For now, she settles for sliding the hand in Harrow's hair down to wrap one arm around her slender shoulders, stroking her thumb across the black fabric that covers most of the clavicle and onto the skin at the hollow of her throat, rubbing lightly at a little white face paint that Harrowhark must have missed when removing her mask, massaging it into porcelain skin, watching her thumb circle, just enjoying the ability to touch her this way.

"That's good," Gideon replies at last, and Harrow tilts her head back, just slightly, enough to look up into her eyes. "Because I am, you know. And after all the hassle we had sorting things out, I'm not going anywhere."

Harrow's eyes are soft. "Not if I have anything to say about it, you're not." Her thin lips stay slightly parted after she has spoken, and Gideon meets her bird-bright dark eyes and can't resist. She leans down to kiss her girlfriend and, just for now, lets herself forget that she spent so long trying to get away from Harrowhark Nonagesimus.

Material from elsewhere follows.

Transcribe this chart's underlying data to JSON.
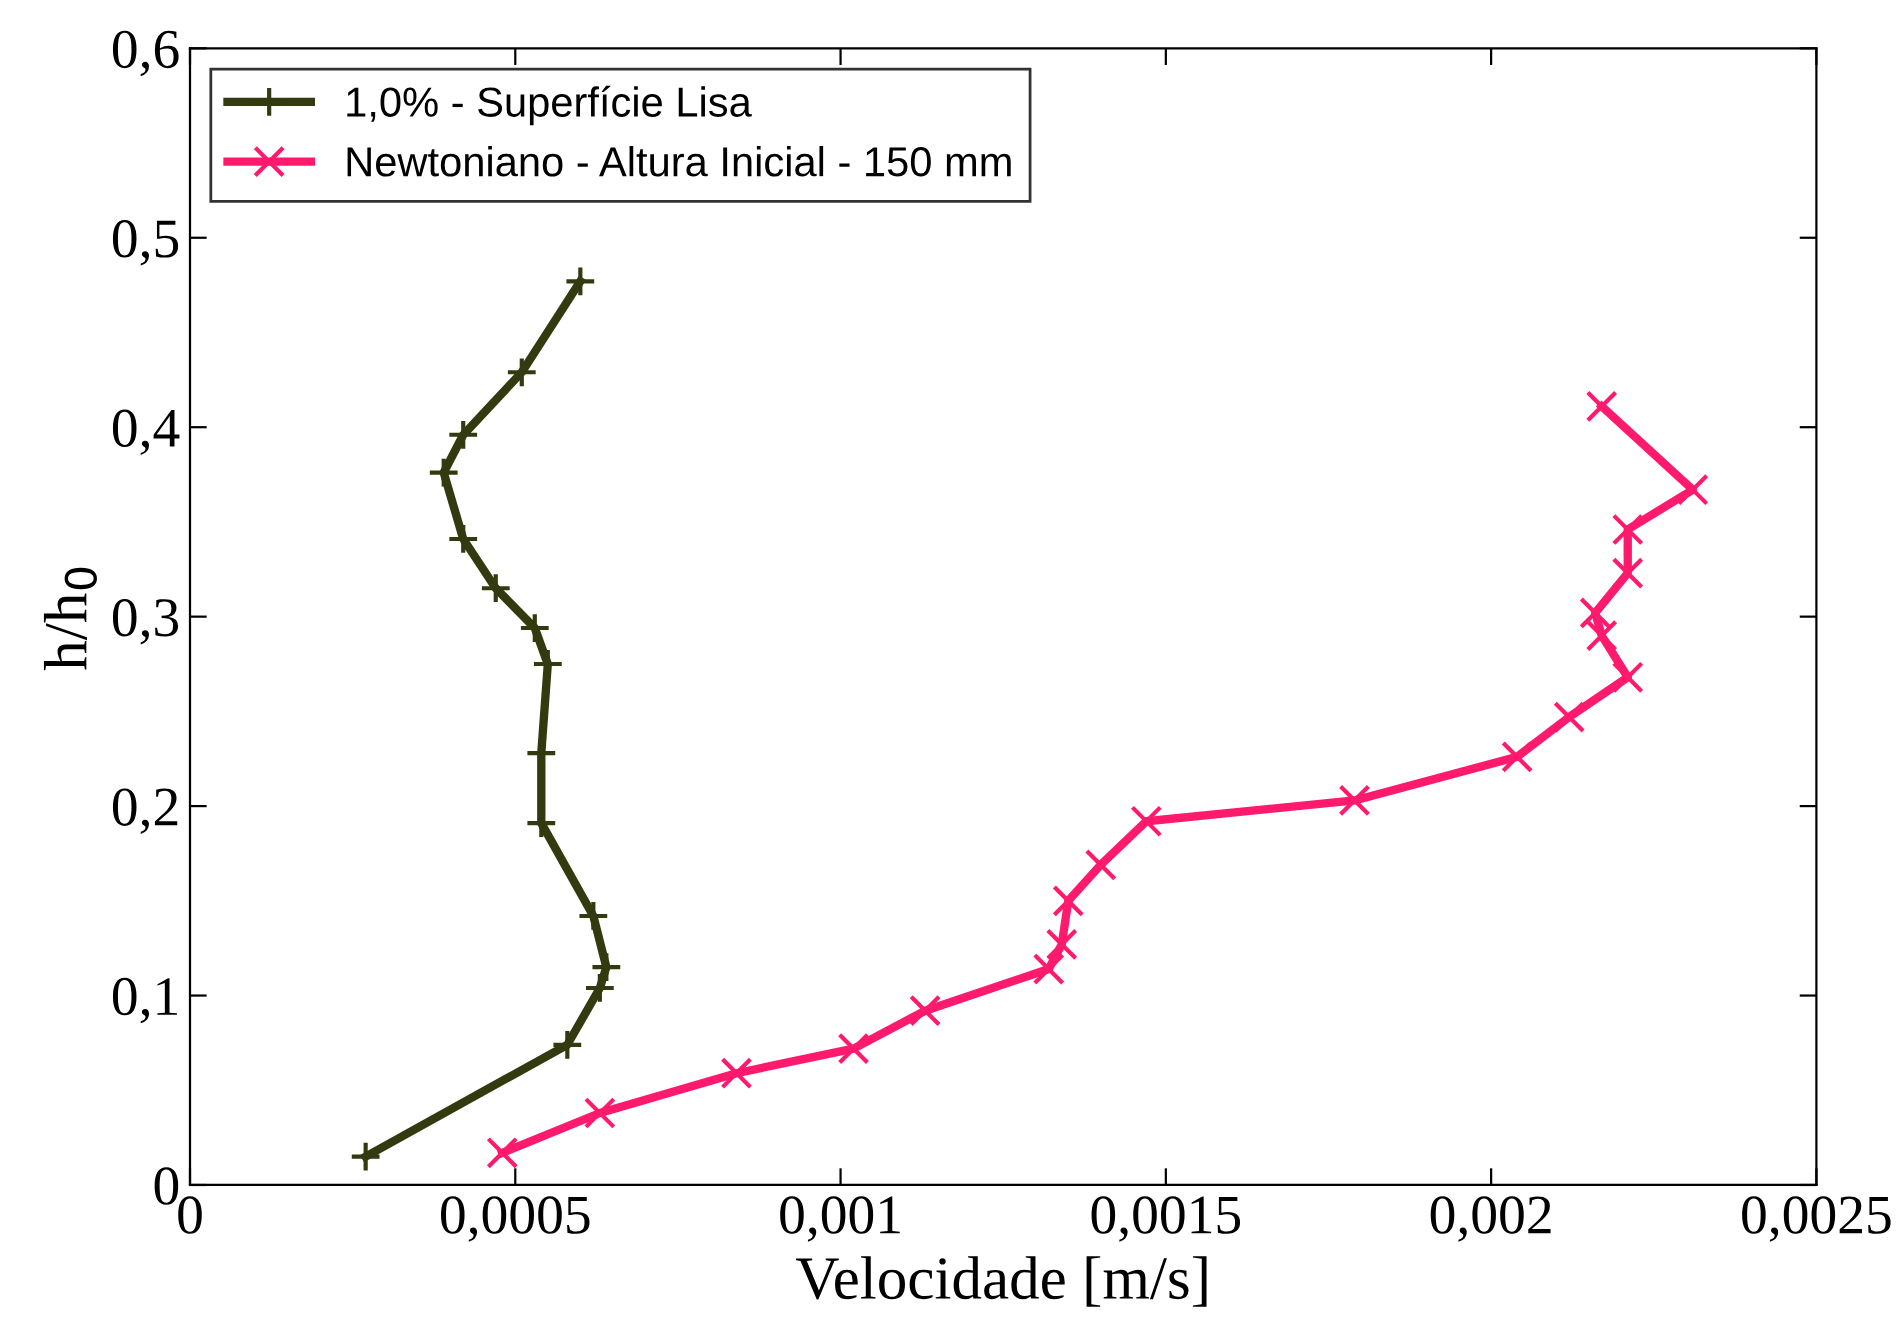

That doesn't matter anymore.

Notes:

Edit—April 3rd, 2021:

When first I wrote this story, I knew of only the text and cover art on which to base character appearance and, as Harrowhark appears (at least to my eyes) to have skin very similar in tints to my own in her cover image, and I am white (albeit of what used to be known as "dark Welsh" colouring), so is she here. It wasn't until several months after posting this that I learned Muir intended Harrow to be read as mixed Māori.

That being the case, while in future I plan to stick closely to the character descriptions in this post, this story was a gift and the recipient enjoyed it as it stood when I originally posted it, so altering it after the fact feels inappropriate - not only in that way, but as though I'd be evading responsibility for contributing to a misleadingly whitewashed headcanon of a character of colour, even if it wasn't intentional. I'd prefer not to do that.

I hope that I have not offended too greatly, and I thank you for reading.